Well, the Team Colley Holiday Tour has reached its completion and we are back home and settling into the new year. 2013!
I love the start of a new year. New beginnings, clean slates, a brand new calendar. . . and of course lists! Lists of things I want to do, see, make, cook.
I decided that this year I really need to bring balance into my -and by extension my family’s-life. That means focusing on our family as a whole as well as myself. I found that last year I made several fits and starts at doing this, but I always pushed myself aside to focus on others. This hurt me, both mentally and physically. I need to do better. Here are a few ways to start:
- Shawn and I have talked about this and we are going to make sure to make time for us – date night at least twice a month – so we don’t become “mommy & daddy” and forget ourselves.
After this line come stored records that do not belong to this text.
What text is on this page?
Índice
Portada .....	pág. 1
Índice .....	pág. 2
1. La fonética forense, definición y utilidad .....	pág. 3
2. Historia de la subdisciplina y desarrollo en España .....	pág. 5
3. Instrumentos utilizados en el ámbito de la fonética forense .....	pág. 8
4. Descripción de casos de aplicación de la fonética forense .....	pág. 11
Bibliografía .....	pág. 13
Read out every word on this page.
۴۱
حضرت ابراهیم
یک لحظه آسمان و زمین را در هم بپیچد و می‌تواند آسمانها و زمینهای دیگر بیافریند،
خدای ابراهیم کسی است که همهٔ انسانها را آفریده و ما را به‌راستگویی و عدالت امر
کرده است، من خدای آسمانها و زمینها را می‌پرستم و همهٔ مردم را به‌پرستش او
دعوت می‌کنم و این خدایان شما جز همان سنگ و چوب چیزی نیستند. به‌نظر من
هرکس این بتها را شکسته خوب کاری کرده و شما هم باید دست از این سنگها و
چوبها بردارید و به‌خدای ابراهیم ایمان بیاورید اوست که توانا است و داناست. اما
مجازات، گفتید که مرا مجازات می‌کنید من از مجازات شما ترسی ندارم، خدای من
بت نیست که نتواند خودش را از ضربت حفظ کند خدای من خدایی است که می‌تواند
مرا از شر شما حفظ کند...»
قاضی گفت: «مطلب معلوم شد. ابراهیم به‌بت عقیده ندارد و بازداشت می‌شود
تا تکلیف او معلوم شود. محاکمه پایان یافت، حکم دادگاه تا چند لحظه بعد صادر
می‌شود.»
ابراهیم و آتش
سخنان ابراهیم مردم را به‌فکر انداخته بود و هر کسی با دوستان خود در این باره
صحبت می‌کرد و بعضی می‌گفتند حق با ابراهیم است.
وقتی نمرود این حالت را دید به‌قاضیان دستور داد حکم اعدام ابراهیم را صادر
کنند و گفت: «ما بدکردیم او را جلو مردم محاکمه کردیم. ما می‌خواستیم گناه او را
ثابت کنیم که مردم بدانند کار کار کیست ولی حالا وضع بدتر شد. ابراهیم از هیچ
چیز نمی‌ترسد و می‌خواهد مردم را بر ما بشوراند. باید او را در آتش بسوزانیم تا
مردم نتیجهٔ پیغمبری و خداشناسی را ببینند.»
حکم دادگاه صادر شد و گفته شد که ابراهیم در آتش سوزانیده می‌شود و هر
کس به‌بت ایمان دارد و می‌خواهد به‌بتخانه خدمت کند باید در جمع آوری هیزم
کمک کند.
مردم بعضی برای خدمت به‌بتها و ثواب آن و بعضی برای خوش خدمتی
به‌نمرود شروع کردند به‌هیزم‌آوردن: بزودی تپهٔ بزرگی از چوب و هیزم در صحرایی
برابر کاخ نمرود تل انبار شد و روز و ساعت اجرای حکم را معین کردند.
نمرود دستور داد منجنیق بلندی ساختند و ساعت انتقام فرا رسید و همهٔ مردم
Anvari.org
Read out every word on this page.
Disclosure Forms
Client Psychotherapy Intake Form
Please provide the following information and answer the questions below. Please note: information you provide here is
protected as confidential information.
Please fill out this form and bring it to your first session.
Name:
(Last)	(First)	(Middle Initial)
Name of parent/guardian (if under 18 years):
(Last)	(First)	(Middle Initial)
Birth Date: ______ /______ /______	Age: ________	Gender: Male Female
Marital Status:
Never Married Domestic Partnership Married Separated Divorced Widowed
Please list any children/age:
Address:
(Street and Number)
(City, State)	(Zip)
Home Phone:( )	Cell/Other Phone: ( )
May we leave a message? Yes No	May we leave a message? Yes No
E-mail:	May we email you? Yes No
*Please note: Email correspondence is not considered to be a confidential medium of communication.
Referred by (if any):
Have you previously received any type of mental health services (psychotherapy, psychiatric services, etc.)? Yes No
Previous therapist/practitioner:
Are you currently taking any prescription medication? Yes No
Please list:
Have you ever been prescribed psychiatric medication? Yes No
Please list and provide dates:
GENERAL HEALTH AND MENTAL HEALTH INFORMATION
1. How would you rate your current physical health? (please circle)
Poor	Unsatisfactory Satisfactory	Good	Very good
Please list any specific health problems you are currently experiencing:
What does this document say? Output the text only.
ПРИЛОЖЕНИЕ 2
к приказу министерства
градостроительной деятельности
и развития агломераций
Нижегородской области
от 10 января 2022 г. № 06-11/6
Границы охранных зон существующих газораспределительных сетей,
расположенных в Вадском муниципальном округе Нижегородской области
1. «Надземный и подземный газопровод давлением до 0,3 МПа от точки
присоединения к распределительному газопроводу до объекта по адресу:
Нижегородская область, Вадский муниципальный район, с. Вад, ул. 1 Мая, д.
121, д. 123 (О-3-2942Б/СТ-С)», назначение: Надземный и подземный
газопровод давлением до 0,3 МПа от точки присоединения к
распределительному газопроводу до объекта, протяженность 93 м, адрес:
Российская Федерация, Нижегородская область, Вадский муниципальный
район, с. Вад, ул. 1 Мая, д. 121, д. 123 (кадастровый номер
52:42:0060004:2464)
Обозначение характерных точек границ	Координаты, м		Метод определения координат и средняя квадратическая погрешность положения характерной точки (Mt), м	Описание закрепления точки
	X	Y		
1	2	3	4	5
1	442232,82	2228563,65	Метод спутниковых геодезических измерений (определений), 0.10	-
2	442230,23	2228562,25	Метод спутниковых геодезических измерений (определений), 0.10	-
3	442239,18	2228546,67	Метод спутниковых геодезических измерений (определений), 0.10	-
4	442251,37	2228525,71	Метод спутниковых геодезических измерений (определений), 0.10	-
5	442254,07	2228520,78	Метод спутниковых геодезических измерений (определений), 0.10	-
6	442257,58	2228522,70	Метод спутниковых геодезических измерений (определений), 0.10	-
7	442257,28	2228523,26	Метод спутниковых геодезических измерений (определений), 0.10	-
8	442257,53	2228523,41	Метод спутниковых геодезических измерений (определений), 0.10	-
- We will also be working harder to work as a team parenting. Before this meant that we often “tagged out” with Joseph. Leading to a lot of frustration on my part. I was not able to “tag out” as much with being home all day while Shawn was working and when he was home, I was often “supervising” his turns. I also felt a lot of guilt when I did step away to take time for myself. I always rushed and didn’t fully enjoy that time because I was fretting about getting back and “relieving” Shawn. Shawn is a capable adult and a wonderful father. I need to let him lead at times.
- I have to make sure Shawn has time for himself outside of work, he needs his down time as well to relax and rejuvenate just as much as I do.
- I need to allow myself to take time for me. This can mean going to get a pedicure, reading or crafting while Joseph naps instead of doing laundry, making it to the gym, or actually taking a nap. These things will all help me in realizing my goals.
- Stop doubting and mentally beating myself up over my mothering skills, or lack there of. I put myself through a TON of mental anguish regarding whether or not I am doing the right thing for my son. I also get really down on myself whenever I get frustrated with him. I am human. I am doing the best I can.
I will pay for his therapy.I have to remember this and focus on how wonderful this tiny wonderful human is and how he has helped me grow.
So those are a few ways I’ll be working on making this year all about Team Colley. I’m sure I’ll have my successes and failures, but I have a beautifully empty calendar in which to log my progress. I’ll be posting about my trials and tribulations under the category Dream Year 2013. Hope you’ll follow along with me.